While we’re at it, why not have due process for the accused rather than just floating their names out in public?

The Problem is Homosexual, Mostly. Not all of the offenders are homosexual, but a super majority of them are: eighty percent, which only confirms the Church’s traditional wisdom of not admitting homosexuals into the priesthood or religious life. Even if not all the clerical predators are homosexual, homosexual bishops or chancery officials, being unnatural deviants themselves, are going to establish an atmosphere of sexual license where any perversion goes — a fortiori, “normal” fornication. Bishop Morlino gets it.

There Are Deeper, Spiritual Causes at Work Here. I treated this in a recent Ad RemLessons to Learn from Clerical Scandals. The scorched earth policies of AG’s and DA’s dumping the names of numerous accused persons into the airwaves will doubtless have some good effects along with the bad (as other “scourges of God” did), but the problem will not be fixed until those deeper problems are addressed by the world’s episcopate. 

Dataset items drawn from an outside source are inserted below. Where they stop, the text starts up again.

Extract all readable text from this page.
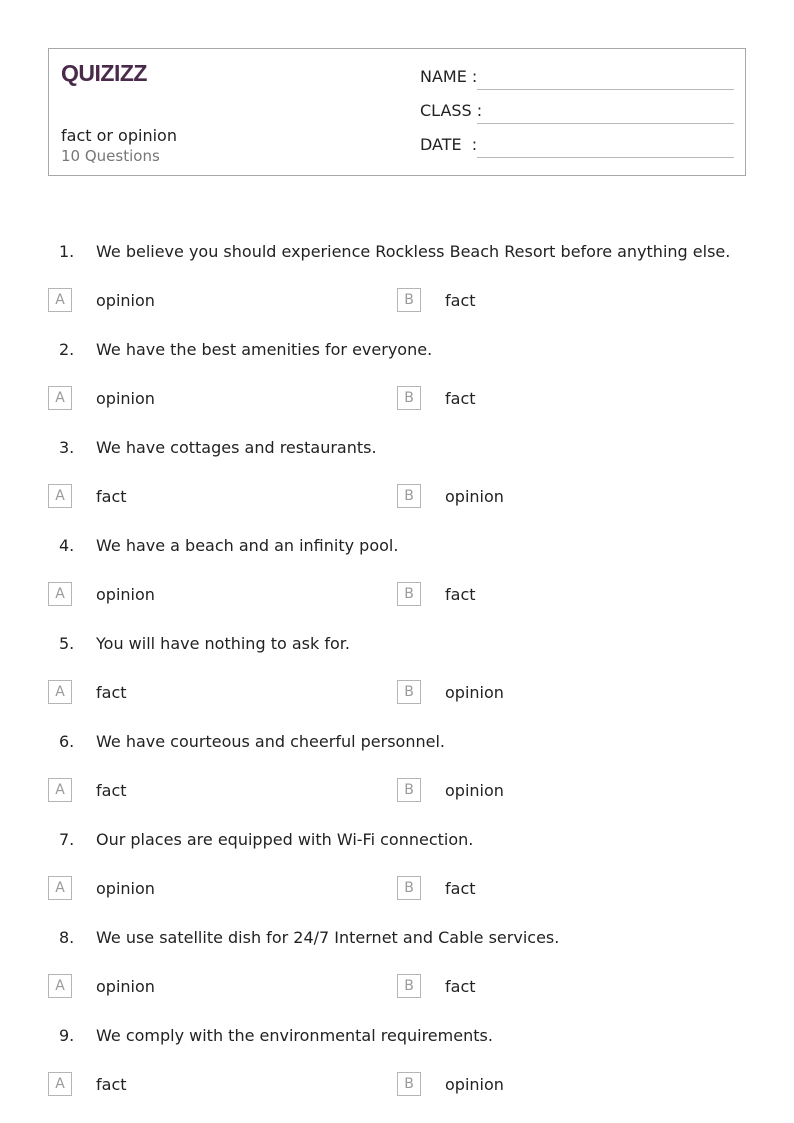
QUIZIZZ
fact or opinion
10 Questions
NAME :
CLASS :
DATE  :
1. We believe you should experience Rockless Beach Resort before anything else.
A	opinion	B	fact
2. We have the best amenities for everyone.
A	opinion	B	fact
3. We have cottages and restaurants.
A	fact	B	opinion
4. We have a beach and an infinity pool.
A	opinion	B	fact
5. You will have nothing to ask for.
A	fact	B	opinion
6. We have courteous and cheerful personnel.
A	fact	B	opinion
7. Our places are equipped with Wi-Fi connection.
A	opinion	B	fact
8. We use satellite dish for 24/7 Internet and Cable services.
A	opinion	B	fact
9. We comply with the environmental requirements.
A	fact	B	opinion
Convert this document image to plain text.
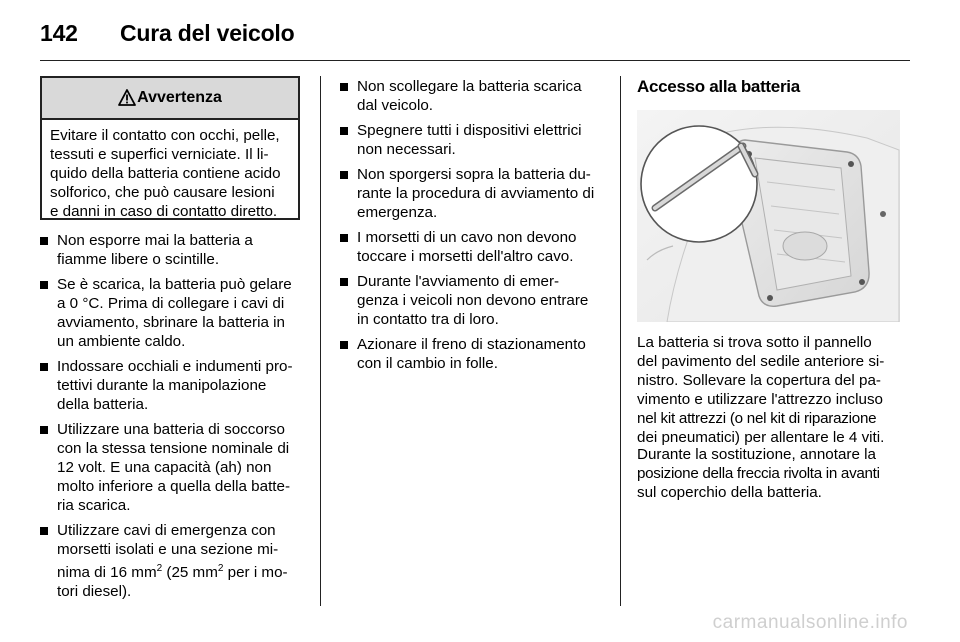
142 Cura del veicolo
Avvertenza
Evitare il contatto con occhi, pelle,
tessuti e superfici verniciate. Il li-
quido della batteria contiene acido
solforico, che può causare lesioni
e danni in caso di contatto diretto.
Non esporre mai la batteria a
fiamme libere o scintille.
Se è scarica, la batteria può gelare
a 0 °C. Prima di collegare i cavi di
avviamento, sbrinare la batteria in
un ambiente caldo.
Indossare occhiali e indumenti pro-
tettivi durante la manipolazione
della batteria.
Utilizzare una batteria di soccorso
con la stessa tensione nominale di
12 volt. E una capacità (ah) non
molto inferiore a quella della batte-
ria scarica.
Utilizzare cavi di emergenza con
morsetti isolati e una sezione mi-
nima di 16 $mm^2$ (25 $mm^2$ per i mo-
tori diesel).
Non scollegare la batteria scarica
dal veicolo.
Spegnere tutti i dispositivi elettrici
non necessari.
Non sporgersi sopra la batteria du-
rante la procedura di avviamento di
emergenza.
I morsetti di un cavo non devono
toccare i morsetti dell'altro cavo.
Durante l'avviamento di emer-
genza i veicoli non devono entrare
in contatto tra di loro.
Azionare il freno di stazionamento
con il cambio in folle.
Accesso alla batteria

La batteria si trova sotto il pannello
del pavimento del sedile anteriore si-
nistro. Sollevare la copertura del pa-
vimento e utilizzare l'attrezzo incluso
nel kit attrezzi (o nel kit di riparazione
dei pneumatici) per allentare le 4 viti.

Durante la sostituzione, annotare la
posizione della freccia rivolta in avanti
sul coperchio della batteria.

carmanualsonline.info
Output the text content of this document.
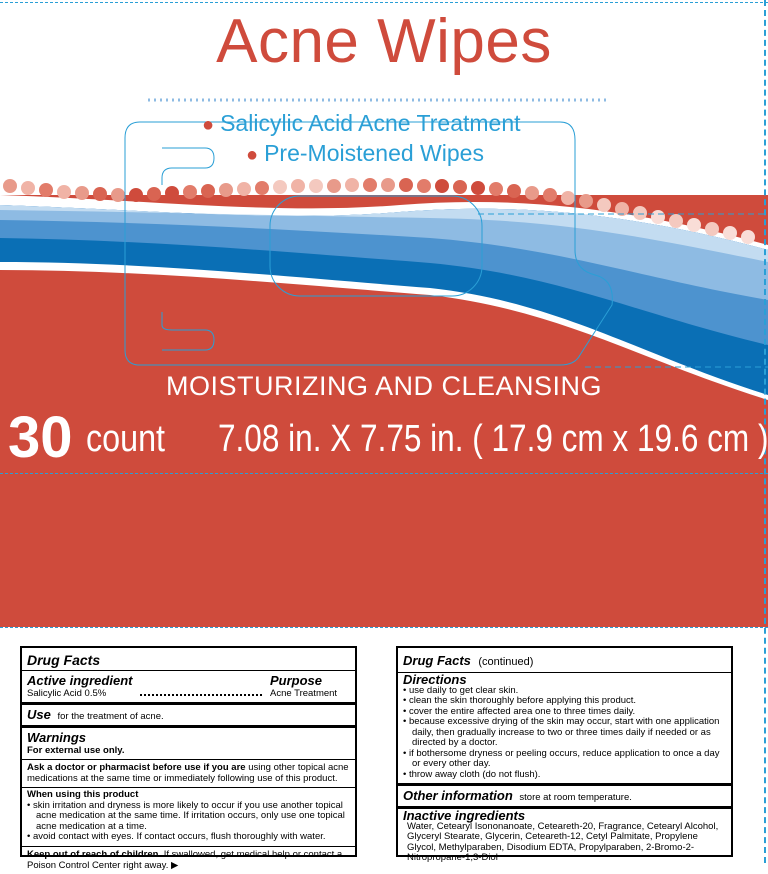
Acne Wipes
● Salicylic Acid Acne Treatment
● Pre-Moistened Wipes
MOISTURIZING AND CLEANSING
30 count 7.08 in. X 7.75 in. ( 17.9 cm x 19.6 cm )
Drug Facts
Active ingredient
Salicylic Acid 0.5%
Purpose
Acne Treatment
Use for the treatment of acne.
Warnings
For external use only.
Ask a doctor or pharmacist before use if you are using other topical acne medications at the same time or immediately following use of this product.
When using this product
• skin irritation and dryness is more likely to occur if you use another topical acne medication at the same time. If irritation occurs, only use one topical acne medication at a time.
• avoid contact with eyes. If contact occurs, flush thoroughly with water.
Keep out of reach of children. If swallowed, get medical help or contact a Poison Control Center right away. ▶
Drug Facts (continued)
Directions
• use daily to get clear skin.
• clean the skin thoroughly before applying this product.
• cover the entire affected area one to three times daily.
• because excessive drying of the skin may occur, start with one application daily, then gradually increase to two or three times daily if needed or as directed by a doctor.
• if bothersome dryness or peeling occurs, reduce application to once a day or every other day.
• throw away cloth (do not flush).
Other information store at room temperature.
Inactive ingredients
Water, Cetearyl Isononanoate, Ceteareth-20, Fragrance, Cetearyl Alcohol, Glyceryl Stearate, Glycerin, Ceteareth-12, Cetyl Palmitate, Propylene Glycol, Methylparaben, Disodium EDTA, Propylparaben, 2-Bromo-2-Nitropropane-1,3-Diol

The Diabolical is at Work. Among the spiritual causes I did not address in Lessons to Learn from Clerical Scandals is the diabolical. If it is true, as alleged by the Pennsylvania Grand Jury report, that sacred objects, including crucifixes, holy water and the Holy Eucharist Itself, were desecrated in the committing of some of these crimes against children and teens, then the sacrilege is compounded and we probably have the diabolical at work. Exorcisms of places where such crimes took place are advisable, just as are penitential acts of public reparation.

The Church Will Get Over This. As a supernatural organism, the Church will survive this. She will come through the crisis better and holier than she was before it. The tragedy is that many people have lost their faith, their innocence, their trust, and much more in the process. “But he that shall scandalize one of these little ones that believe in me, it were better for him that a millstone should be hanged about his neck, and that he should be drowned in the depth of the sea” (Matt. 18:6). Perhaps a large millstone should be erected, shrine like, in the courtyard of every seminary, and a required monthly meditation be made on that verse in its presence.

There is a Hell. Enough said about that.

Ultimately, pervert priests should fear God’s justice more than the Church’s own penal system, and Church’s own penal system more than they fear the State. That such is not the case is an enormous plague on our house.